The software configuration is: Debian 3.1, Linux kernel 2.6.16,
Rails 1.1.0, ActiveRecord 1.14.0, PostgreSQL 8.1.4 connected to Rails with postgresql-8.1-405.jdbc3.jar.
The hardware configuration isn’t relevant as the system is shared.
The tests of the different access methods has been interwined, one access of a type (ActiveRecord) followed by one access of another type (stored procedures). In this way the timings of the different access types are comparable because on the average they are equally affected by the fluctuations of the CPU and disk load.
Before starting to code around ActiveRecord I got rid of the session management code which, as explained, can’t benefit that part of my application.

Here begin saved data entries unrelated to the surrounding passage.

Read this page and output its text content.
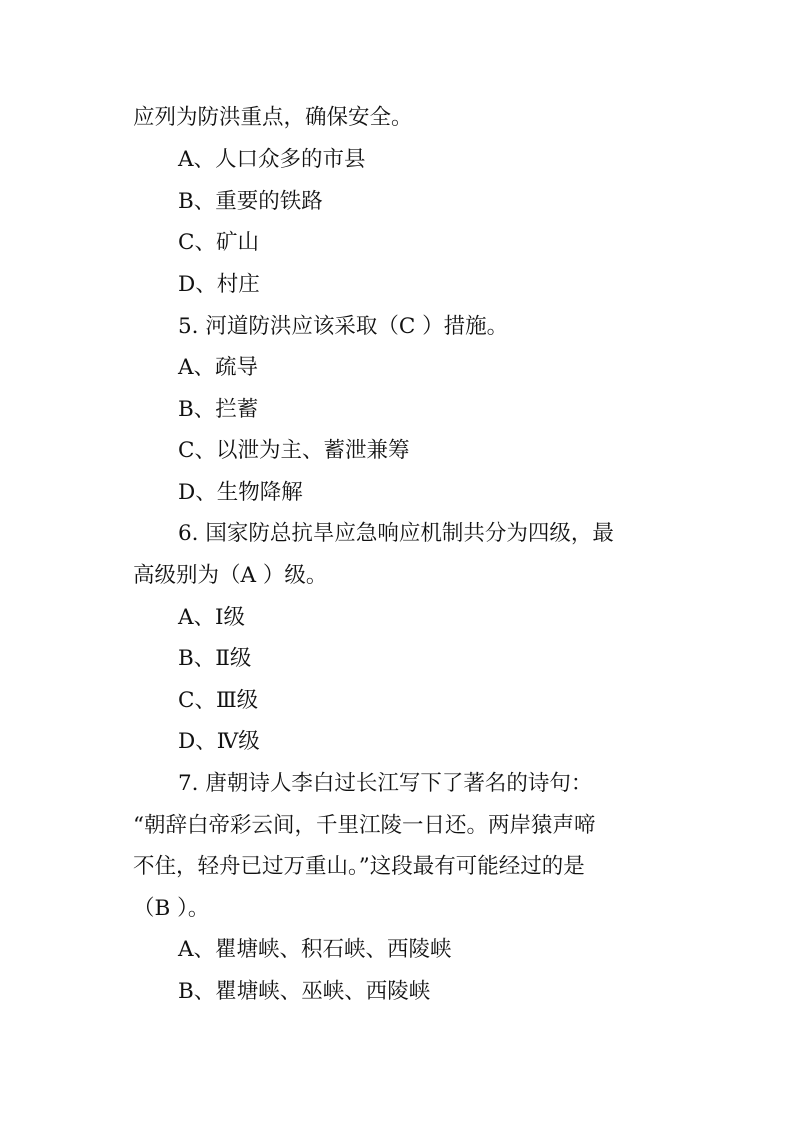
应列为防洪重点，确保安全。
A、人口众多的市县
B、重要的铁路
C、矿山
D、村庄
5. 河道防洪应该采取（C ）措施。
A、疏导
B、拦蓄
C、以泄为主、蓄泄兼筹
D、生物降解
6. 国家防总抗旱应急响应机制共分为四级，最
高级别为（A ）级。
A、Ⅰ级
B、Ⅱ级
C、Ⅲ级
D、Ⅳ级
7. 唐朝诗人李白过长江写下了著名的诗句：
“朝辞白帝彩云间，千里江陵一日还。两岸猿声啼
不住，轻舟已过万重山。”这段最有可能经过的是
（B ）。
A、瞿塘峡、积石峡、西陵峡
B、瞿塘峡、巫峡、西陵峡
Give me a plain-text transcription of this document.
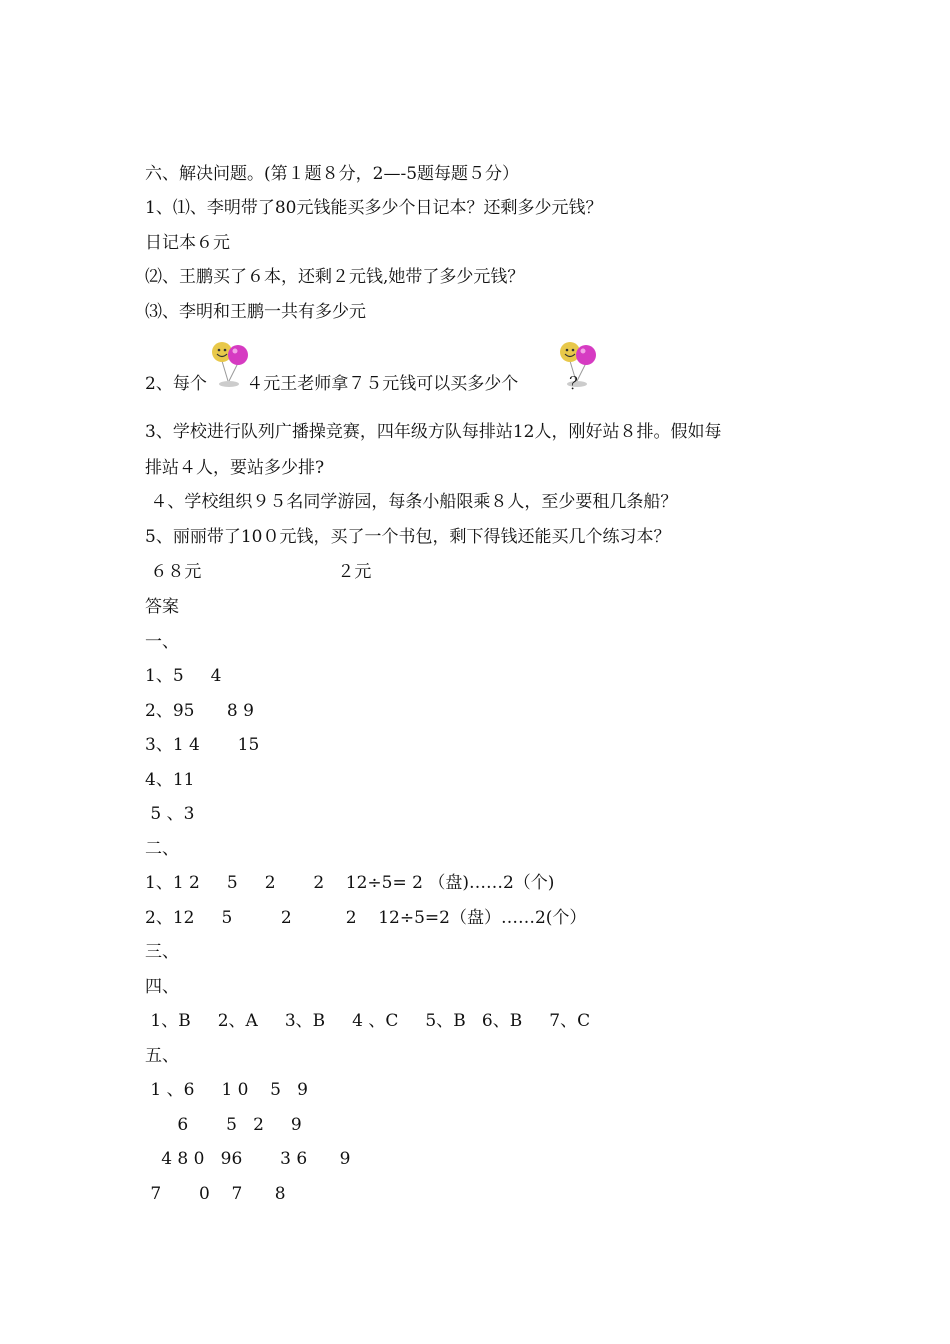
六、解决问题。(第１题８分，2—-5题每题５分）
1、⑴、李明带了80元钱能买多少个日记本？还剩多少元钱？
日记本６元
⑵、王鹏买了６本，还剩２元钱,她带了多少元钱？
⑶、李明和王鹏一共有多少元
2、每个 　　４元王老师拿７５元钱可以买多少个　　　？
3、学校进行队列广播操竞赛，四年级方队每排站12人，刚好站８排。假如每
排站４人，要站多少排?
４、学校组织９５名同学游园，每条小船限乘８人，至少要租几条船？
5、丽丽带了10０元钱，买了一个书包，剩下得钱还能买几个练习本？
６８元　　　　　　　　２元
答案
一、
1、5     4
2、95      8 9
3、1 4       15
4、11
5 、3
二、
1、1 2     5     2       2    12÷5= 2 （盘)……2（个)
2、12     5         2          2    12÷5=2（盘）……2(个）
三、
四、
1、B     2、A     3、B     4 、C     5、B   6、B     7、C
五、
1 、6     1 0    5   9
6       5   2     9
4 8 0   96       3 6      9
7       0    7      8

This article explains how to remove it for all the application, a single controller or a single method. The latter is what interested me. The syntax is:
class MyController < ApplicationController
session :off, :only => %w(my_method)
def my_method
...
end
end
All the tests have been performed with session management turned off.
Tests and results
I had three tests at this point. The first one is a pure Ruby (should I say pure Rails?) ActiveRecord implementation. The second one is an intermediate version of my code, which I was curious to compare with the other ones. It’s a mix of stored procedures (one to replace the SELECT) and raw SQL commands (the INSERT). The third one is a pure stored procedure implementation.
The Webrick was bound to the local loop interface (127.0.0.1) of the server and called with wget. Rails was run in production mode.
All the tests shared the code to validate the input URL parameters.
The timings were taken from the rails log, from the
“Completed in … (… reqs/sec)” lines.
I run the tests several times, 200 accesses per test type each.
I varied the amount of delay between successive wgets but that doesn’t seem to affect the results. In the table I give the average requests per seconds over all the tests and the performance increases over the ActiveRecord implementation.
delay (s)
|
Requests per second |
Improvement |
|
ActRcrd |
SP+SQL |
StrdProc |
SP+SQL |
SP |
0,2000 |
348,633 |
438,833 |
1475,915 |
1,26 |
4,23 |
0,1000 |
329,450 |
408,743 |
1407,410 |
1,24 |
4,27 |
0,0500 |
349,235 |
441,073 |
1484,043 |
1,26 |
4,25 |
0,0200 |
308,490 |
389,450 |
1325,197 |
1,26 |
4,30 |
0,0100 |
353,550 |
449,233 |
1530,088 |
1,27 |
4,33 |
0,0050 |
345,240 |
433,082 |
1476,523 |
1,25 |
4,28 |
0,0020 |
258,892 |
323,450 |
1104,037 |
1,25 |
4,26 |
0,0010 |
352,982 |
438,027 |
1482,148 |
1,24 |
4,20 |
0,0005 |
349,043 |
433,172 |
1475,452 |
1,24 |
4,23 |
On the average replacing ActiveRecord database access with a stored procedure gave a 4.26 time performance increase. I don’t say that it translates into 1 server instead of 4, nevertheless is such a big gain that can hardly be ignored. The mixed test (one stored procedure and raw SQL) gains a 25% over ActiveRecord but it might not be worth the effort.
Note that removing session didn’t yeld any measurable result
(not included in the table).
Conclusions
The ActiveRecord test has been easier to code, less prone to typos and probably easier to maintain. Does that justifies a 4 times decrease of performances?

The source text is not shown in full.